Martin Scorsese could never make another movie, and he would still be one of if not the best American directors. His body of work is chock full of undisputed classics, and his place in the canon is so vaunted that he can ignite a media firestorm simply by saying some commercially successful films aren’t his cup of tea.
And yet, Marty keeps working. And instead of churning out pale imitations of his earlier work whose success rests on Scorsese the brand, he churns out greatness. And whether or not they agree that the MCU doesn’t rise to the level of cinema, critics do agree that his latest, The Irishman, is a great film.
The most expensive, effects-dependent, and funniest (seriously) of Scorsese’s career is attracted near-universal critical love as measured by aggregation site Rotten Tomatoes, where 157 of 163 reviews from critics have been positive.
Liz Braun of the Toronto Sun says the film is “peak Scorsese — all manner of terrible things made wonderful to look at.” Considering the subjects he’s tackled in the past, from violence to mental illness to the breakup of The Band, this feels like an apt description.
In the New Yorker, Richard Brody gave it the rarest of plaudits from critics, who as a group love to harp on how bloated movies are: “It runs a minute shy of three and a half hours, and I wouldn’t wish it any shorter.” Brody called the “film grand and complex, colossal and intimate.”

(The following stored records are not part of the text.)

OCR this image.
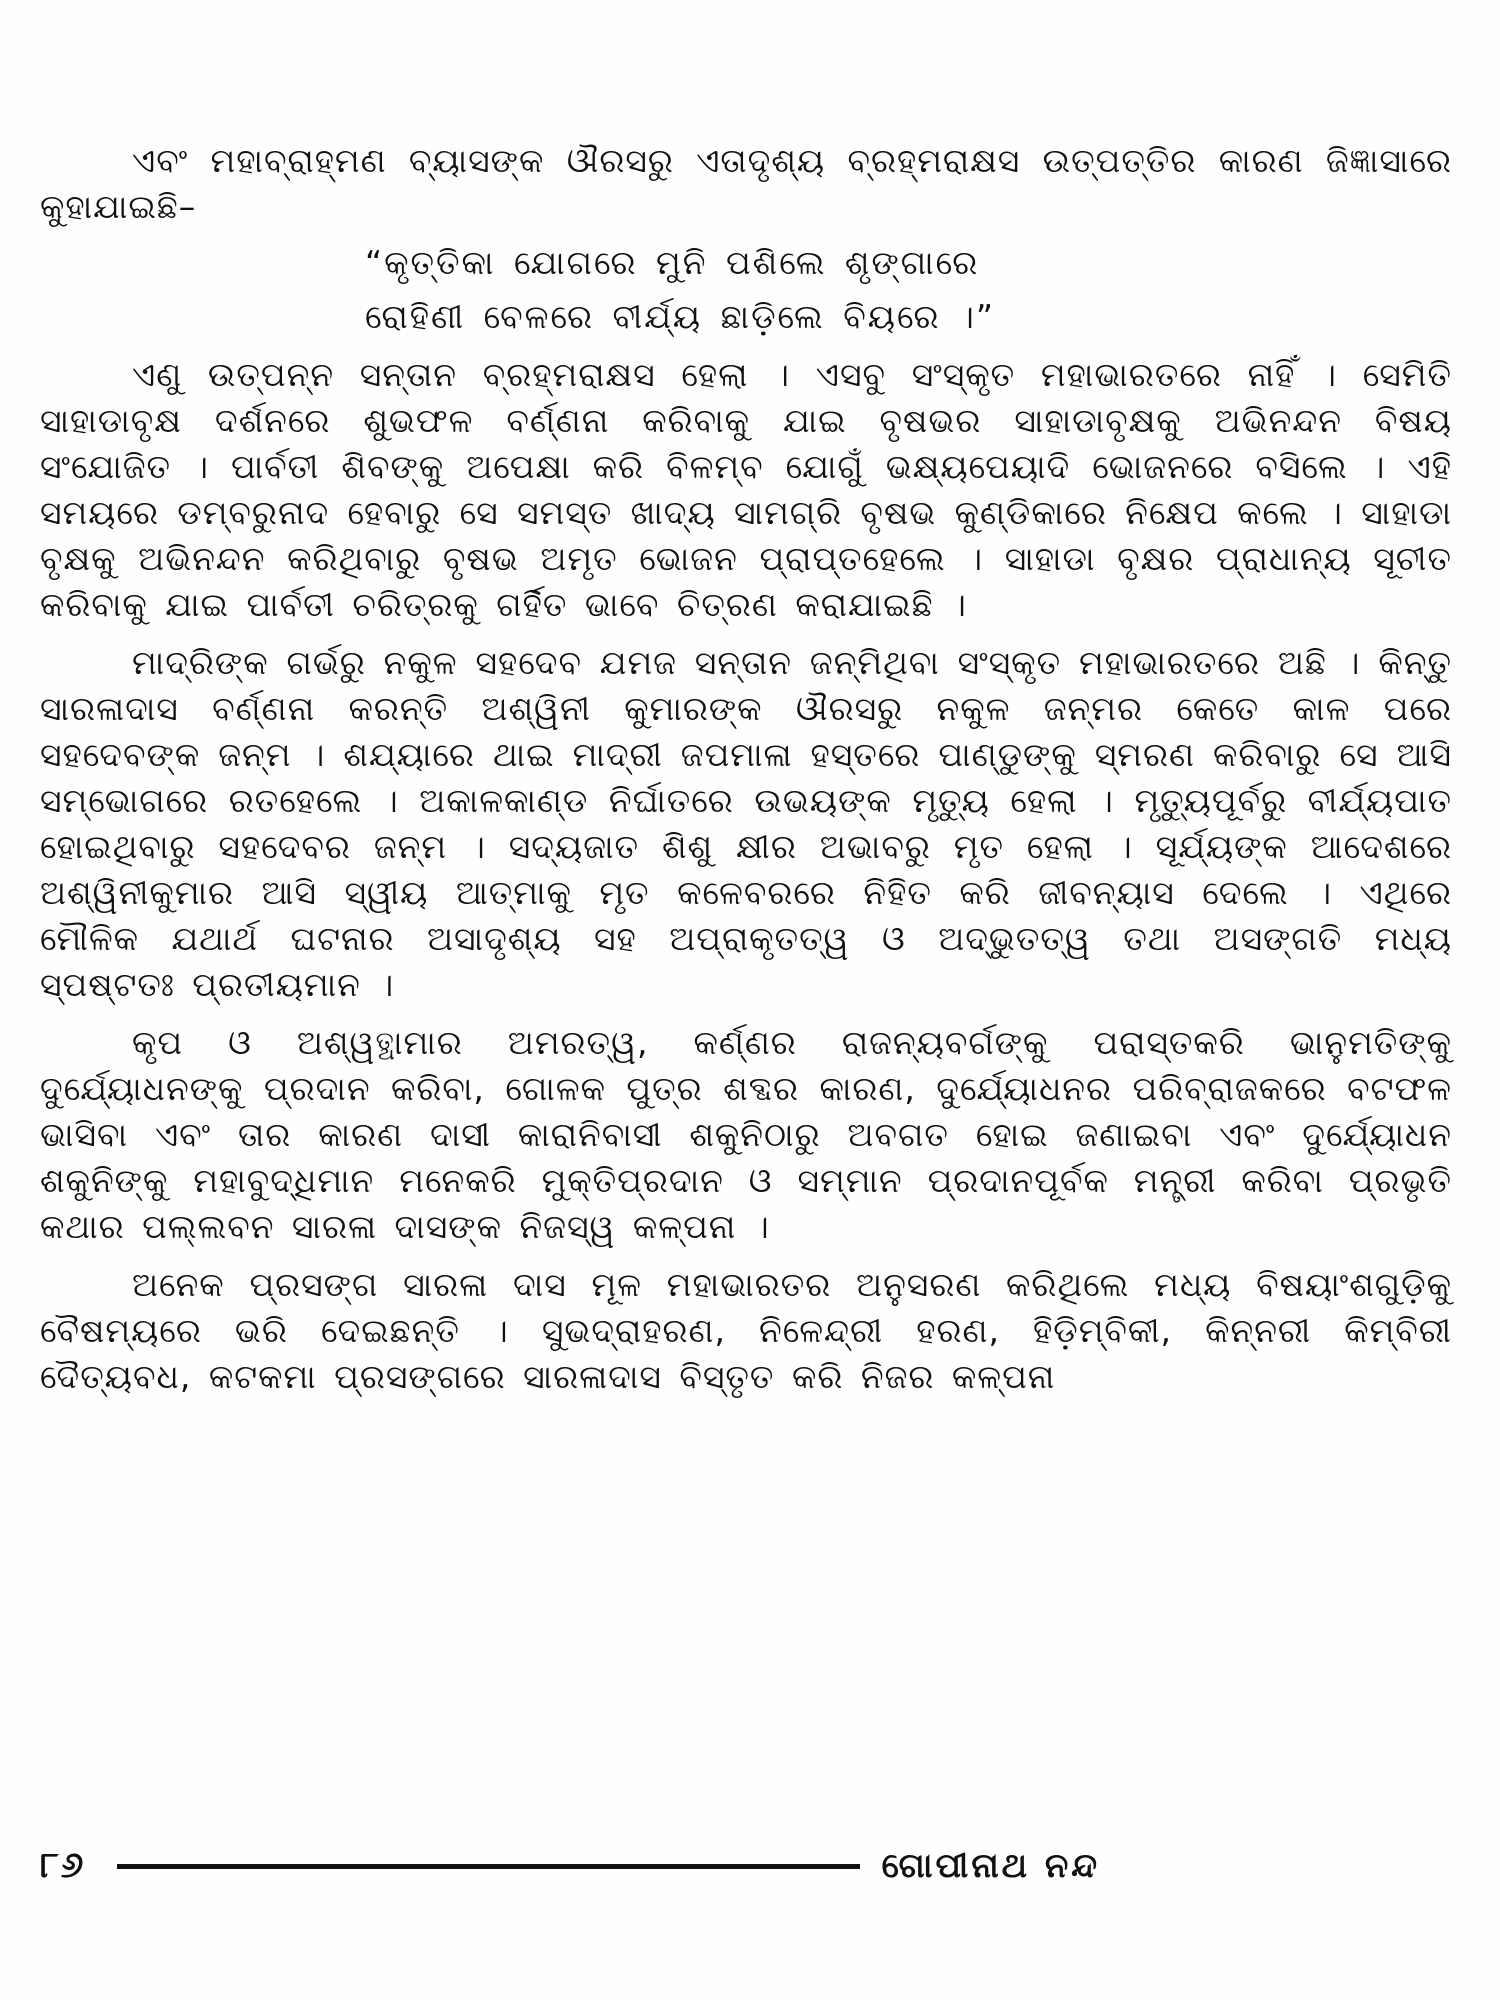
ଏବଂ ମହାବ୍ରାହ୍ମଣ ବ୍ୟାସଙ୍କ ଔରସରୁ ଏତାଦୃଶ୍ୟ ବ୍ରହ୍ମରାକ୍ଷସ ଉତ୍ପତ୍ତିର କାରଣ ଜିଜ୍ଞାସାରେ କୁହାଯାଇଛି–

“କୃତ୍ତିକା ଯୋଗରେ ମୁନି ପଶିଲେ ଶୃଙ୍ଗାରେ
ରୋହିଣୀ ବେଳରେ ବୀର୍ଯ୍ୟ ଛାଡ଼ିଲେ ବିୟରେ ।”

ଏଣୁ ଉତ୍ପନ୍ନ ସନ୍ତାନ ବ୍ରହ୍ମରାକ୍ଷସ ହେଲା । ଏସବୁ ସଂସ୍କୃତ ମହାଭାରତରେ ନାହିଁ । ସେମିତି ସାହାଡାବୃକ୍ଷ ଦର୍ଶନରେ ଶୁଭଫଳ ବର୍ଣ୍ଣନା କରିବାକୁ ଯାଇ ବୃଷଭର ସାହାଡାବୃକ୍ଷକୁ ଅଭିନନ୍ଦନ ବିଷୟ ସଂଯୋଜିତ । ପାର୍ବତୀ ଶିବଙ୍କୁ ଅପେକ୍ଷା କରି ବିଳମ୍ବ ଯୋଗୁଁ ଭକ୍ଷ୍ୟପେୟାଦି ଭୋଜନରେ ବସିଲେ । ଏହି ସମୟରେ ଡମ୍ବରୁନାଦ ହେବାରୁ ସେ ସମସ୍ତ ଖାଦ୍ୟ ସାମଗ୍ରି ବୃଷଭ କୁଣ୍ଡିକାରେ ନିକ୍ଷେପ କଲେ । ସାହାଡା ବୃକ୍ଷକୁ ଅଭିନନ୍ଦନ କରିଥିବାରୁ ବୃଷଭ ଅମୃତ ଭୋଜନ ପ୍ରାପ୍ତହେଲେ । ସାହାଡା ବୃକ୍ଷର ପ୍ରାଧାନ୍ୟ ସୂଚୀତ କରିବାକୁ ଯାଇ ପାର୍ବତୀ ଚରିତ୍ରକୁ ଗର୍ହିତ ଭାବେ ଚିତ୍ରଣ କରାଯାଇଛି ।

ମାଦ୍ରିଙ୍କ ଗର୍ଭରୁ ନକୁଳ ସହଦେବ ଯମଜ ସନ୍ତାନ ଜନ୍ମିଥିବା ସଂସ୍କୃତ ମହାଭାରତରେ ଅଛି । କିନ୍ତୁ ସାରଳାଦାସ ବର୍ଣ୍ଣନା କରନ୍ତି ଅଶ୍ୱିନୀ କୁମାରଙ୍କ ଔରସରୁ ନକୁଳ ଜନ୍ମର କେତେ କାଳ ପରେ ସହଦେବଙ୍କ ଜନ୍ମ । ଶଯ୍ୟାରେ ଥାଇ ମାଦ୍ରୀ ଜପମାଳା ହସ୍ତରେ ପାଣ୍ଡୁଙ୍କୁ ସ୍ମରଣ କରିବାରୁ ସେ ଆସି ସମ୍ଭୋଗରେ ରତହେଲେ । ଅକାଳକାଣ୍ଡ ନିର୍ଘାତରେ ଉଭୟଙ୍କ ମୃତ୍ୟୁ ହେଲା । ମୃତ୍ୟୁପୂର୍ବରୁ ବୀର୍ଯ୍ୟପାତ ହୋଇଥିବାରୁ ସହଦେବର ଜନ୍ମ । ସଦ୍ୟଜାତ ଶିଶୁ କ୍ଷୀର ଅଭାବରୁ ମୃତ ହେଲା । ସୂର୍ଯ୍ୟଙ୍କ ଆଦେଶରେ ଅଶ୍ୱିନୀକୁମାର ଆସି ସ୍ୱୀୟ ଆତ୍ମାକୁ ମୃତ କଳେବରରେ ନିହିତ କରି ଜୀବନ୍ୟାସ ଦେଲେ । ଏଥିରେ ମୌଳିକ ଯଥାର୍ଥ ଘଟନାର ଅସାଦୃଶ୍ୟ ସହ ଅପ୍ରାକୃତତ୍ୱ ଓ ଅଦ୍ଭୁତତ୍ୱ ତଥା ଅସଙ୍ଗତି ମଧ୍ୟ ସ୍ପଷ୍ଟତଃ ପ୍ରତୀୟମାନ ।

କୃପ ଓ ଅଶ୍ୱତ୍ଥାମାର ଅମରତ୍ୱ, କର୍ଣ୍ଣର ରାଜନ୍ୟବର୍ଗଙ୍କୁ ପରାସ୍ତକରି ଭାନୁମତିଙ୍କୁ ଦୁର୍ଯ୍ୟୋଧନଙ୍କୁ ପ୍ରଦାନ କରିବା, ଗୋଳକ ପୁତ୍ର ଶବ୍ଦର କାରଣ, ଦୁର୍ଯ୍ୟୋଧନର ପରିବ୍ରାଜକରେ ବଟଫଳ ଭାସିବା ଏବଂ ତାର କାରଣ ଦାସୀ କାରାନିବାସୀ ଶକୁନିଠାରୁ ଅବଗତ ହୋଇ ଜଣାଇବା ଏବଂ ଦୁର୍ଯ୍ୟୋଧନ ଶକୁନିଙ୍କୁ ମହାବୁଦ୍ଧିମାନ ମନେକରି ମୁକ୍ତିପ୍ରଦାନ ଓ ସମ୍ମାନ ପ୍ରଦାନପୂର୍ବକ ମନ୍ତ୍ରୀ କରିବା ପ୍ରଭୃତି କଥାର ପଲ୍ଲବନ ସାରଳା ଦାସଙ୍କ ନିଜସ୍ୱ କଳ୍ପନା ।

ଅନେକ ପ୍ରସଙ୍ଗ ସାରଳା ଦାସ ମୂଳ ମହାଭାରତର ଅନୁସରଣ କରିଥିଲେ ମଧ୍ୟ ବିଷୟାଂଶଗୁଡ଼ିକୁ ବୈଷମ୍ୟରେ ଭରି ଦେଇଛନ୍ତି । ସୁଭଦ୍ରାହରଣ, ନିଳେନ୍ଦ୍ରୀ ହରଣ, ହିଡ଼ିମ୍ବିକୀ, କିନ୍ନରୀ କିମ୍ବିରୀ ଦୈତ୍ୟବଧ, କଟକମା ପ୍ରସଙ୍ଗରେ ସାରଳାଦାସ ବିସ୍ତୃତ କରି ନିଜର କଳ୍ପନା

୮୬	ଗୋପୀନାଥ ନନ୍ଦ
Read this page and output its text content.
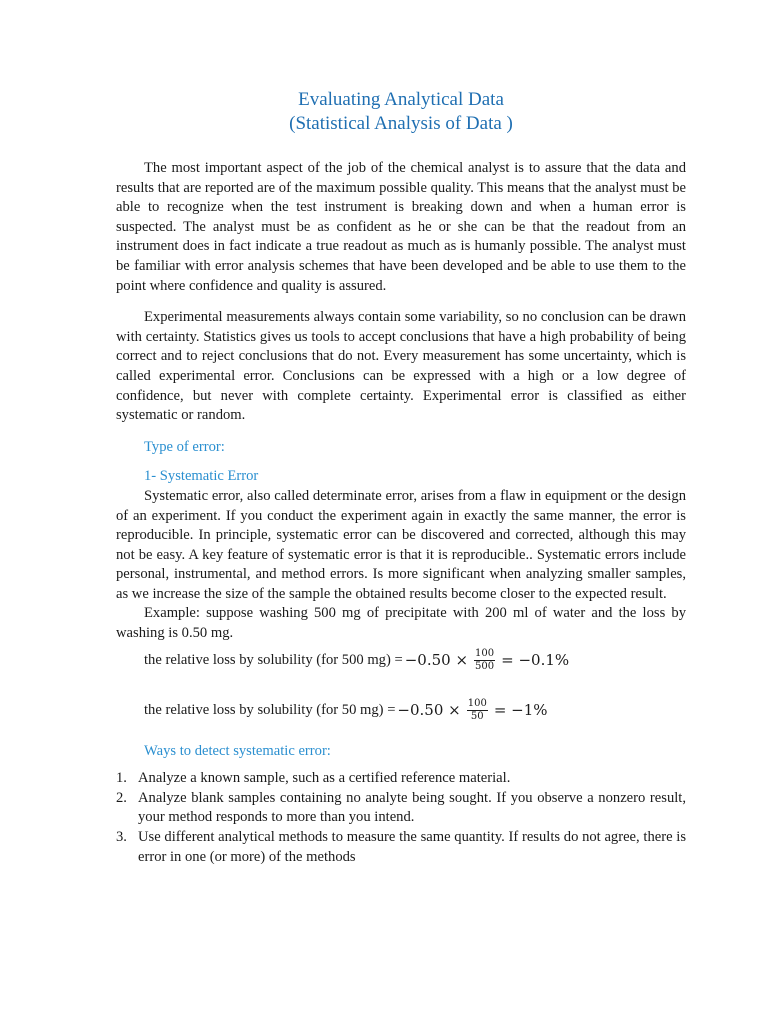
Evaluating Analytical Data
(Statistical Analysis of Data )

The most important aspect of the job of the chemical analyst is to assure that the data and results that are reported are of the maximum possible quality. This means that the analyst must be able to recognize when the test instrument is breaking down and when a human error is suspected. The analyst must be as confident as he or she can be that the readout from an instrument does in fact indicate a true readout as much as is humanly possible. The analyst must be familiar with error analysis schemes that have been developed and be able to use them to the point where confidence and quality is assured.

Experimental measurements always contain some variability, so no conclusion can be drawn with certainty. Statistics gives us tools to accept conclusions that have a high probability of being correct and to reject conclusions that do not. Every measurement has some uncertainty, which is called experimental error. Conclusions can be expressed with a high or a low degree of confidence, but never with complete certainty. Experimental error is classified as either systematic or random.

Type of error:
1- Systematic Error

Systematic error, also called determinate error, arises from a flaw in equipment or the design of an experiment. If you conduct the experiment again in exactly the same manner, the error is reproducible. In principle, systematic error can be discovered and corrected, although this may not be easy. A key feature of systematic error is that it is reproducible.. Systematic errors include personal, instrumental, and method errors. Is more significant when analyzing smaller samples, as we increase the size of the sample the obtained results become closer to the expected result.

Example: suppose washing 500 mg of precipitate with 200 ml of water and the loss by washing is 0.50 mg.

the relative loss by solubility (for 500 $mg) = -0.50 \times \frac{100}{500} = -0.1\%$
the relative loss by solubility (for 50 $mg) = -0.50 \times \frac{100}{50} = -1\%$
Ways to detect systematic error:
1. Analyze a known sample, such as a certified reference material.
2. Analyze blank samples containing no analyte being sought. If you observe a nonzero result, your method responds to more than you intend.
3. Use different analytical methods to measure the same quantity. If results do not agree, there is error in one (or more) of the methods
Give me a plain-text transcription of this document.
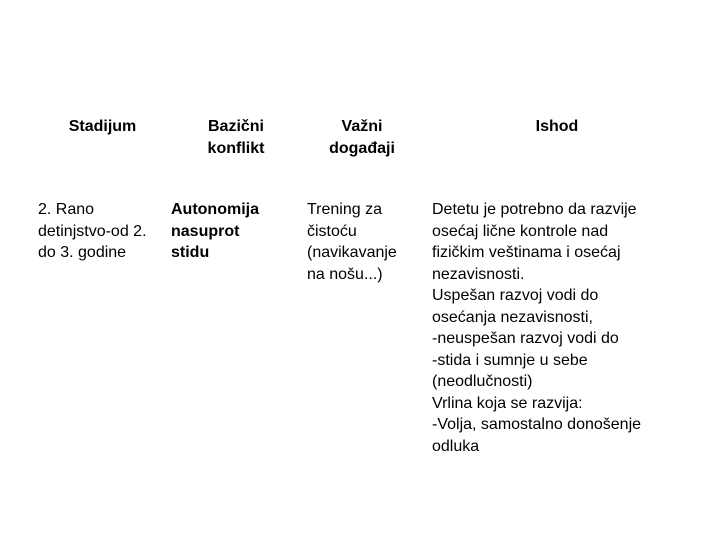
Stadijum	Bazični
konflikt
Važni
događaji
Ishod
2. Rano
detinjstvo-od 2.
do 3. godine
Autonomija
nasuprot
stidu
Trening za
čistoću
(navikavanje
na nošu...)
Detetu je potrebno da razvije
osećaj lične kontrole nad
fizičkim veštinama i osećaj
nezavisnosti.
Uspešan razvoj vodi do
osećanja nezavisnosti,
-neuspešan razvoj vodi do
-stida i sumnje u sebe
(neodlučnosti)
Vrlina koja se razvija:
-Volja, samostalno donošenje
odluka
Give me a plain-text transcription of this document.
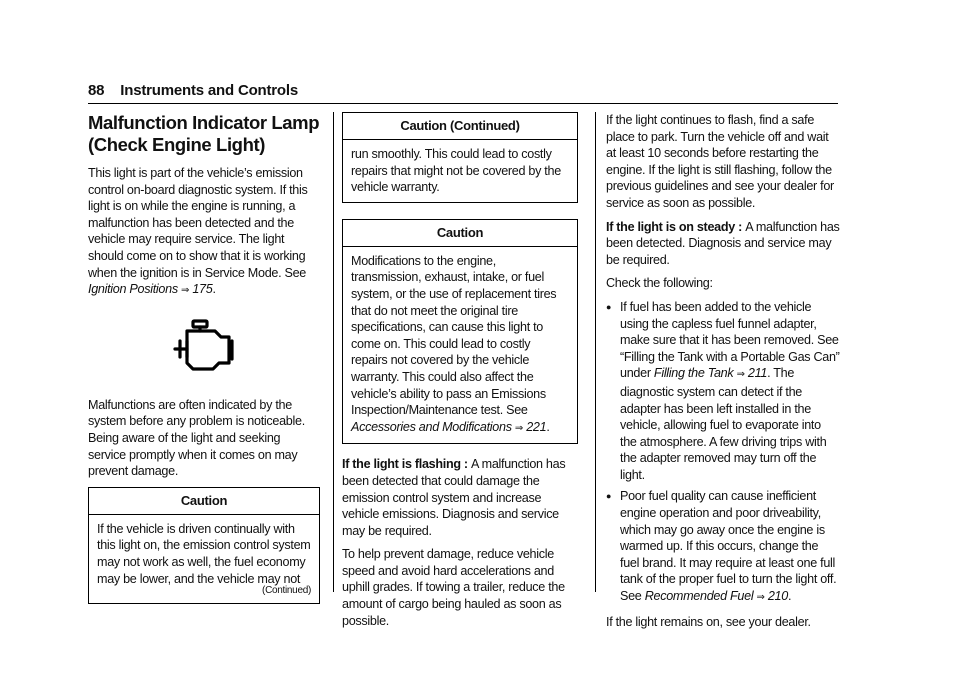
88 Instruments and Controls
Malfunction Indicator Lamp (Check Engine Light)

This light is part of the vehicle’s emission control on-board diagnostic system. If this light is on while the engine is running, a malfunction has been detected and the vehicle may require service. The light should come on to show that it is working when the ignition is in Service Mode. See Ignition Positions ⇒ 175.

Malfunctions are often indicated by the system before any problem is noticeable. Being aware of the light and seeking service promptly when it comes on may prevent damage.

Caution
If the vehicle is driven continually with this light on, the emission control system may not work as well, the fuel economy may be lower, and the vehicle may not
(Continued)
Caution (Continued)
run smoothly. This could lead to costly repairs that might not be covered by the vehicle warranty.
Caution
Modifications to the engine, transmission, exhaust, intake, or fuel system, or the use of replacement tires that do not meet the original tire specifications, can cause this light to come on. This could lead to costly repairs not covered by the vehicle warranty. This could also affect the vehicle’s ability to pass an Emissions Inspection/Maintenance test. See Accessories and Modifications ⇒ 221.

If the light is flashing : A malfunction has been detected that could damage the emission control system and increase vehicle emissions. Diagnosis and service may be required.

To help prevent damage, reduce vehicle speed and avoid hard accelerations and uphill grades. If towing a trailer, reduce the amount of cargo being hauled as soon as possible.

If the light continues to flash, find a safe place to park. Turn the vehicle off and wait at least 10 seconds before restarting the engine. If the light is still flashing, follow the previous guidelines and see your dealer for service as soon as possible.

If the light is on steady : A malfunction has been detected. Diagnosis and service may be required.

Check the following:

● If fuel has been added to the vehicle using the capless fuel funnel adapter, make sure that it has been removed. See “Filling the Tank with a Portable Gas Can” under Filling the Tank ⇒ 211. The diagnostic system can detect if the adapter has been left installed in the vehicle, allowing fuel to evaporate into the atmosphere. A few driving trips with the adapter removed may turn off the light.
● Poor fuel quality can cause inefficient engine operation and poor driveability, which may go away once the engine is warmed up. If this occurs, change the fuel brand. It may require at least one full tank of the proper fuel to turn the light off. See Recommended Fuel ⇒ 210.

If the light remains on, see your dealer.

Scorsese, in his much-discussed op-ed, said that true cinema is about “the complexity of people and their contradictory and sometimes paradoxical natures,” so we imagine he’d appreciate Brody’s conclusion.
Reading through these and other reviews, it’s striking that critics found so many different things to write about, from themes to cinematography to supporting performances to the film’s fidelity (or lack thereof) to both its source material and the true story.
So whether you think Scorsese’s Marvel take makes him an incurable snob or a noble truth-teller, everything that’s been written about The Irishman thus far makes us think that it’s worth your time.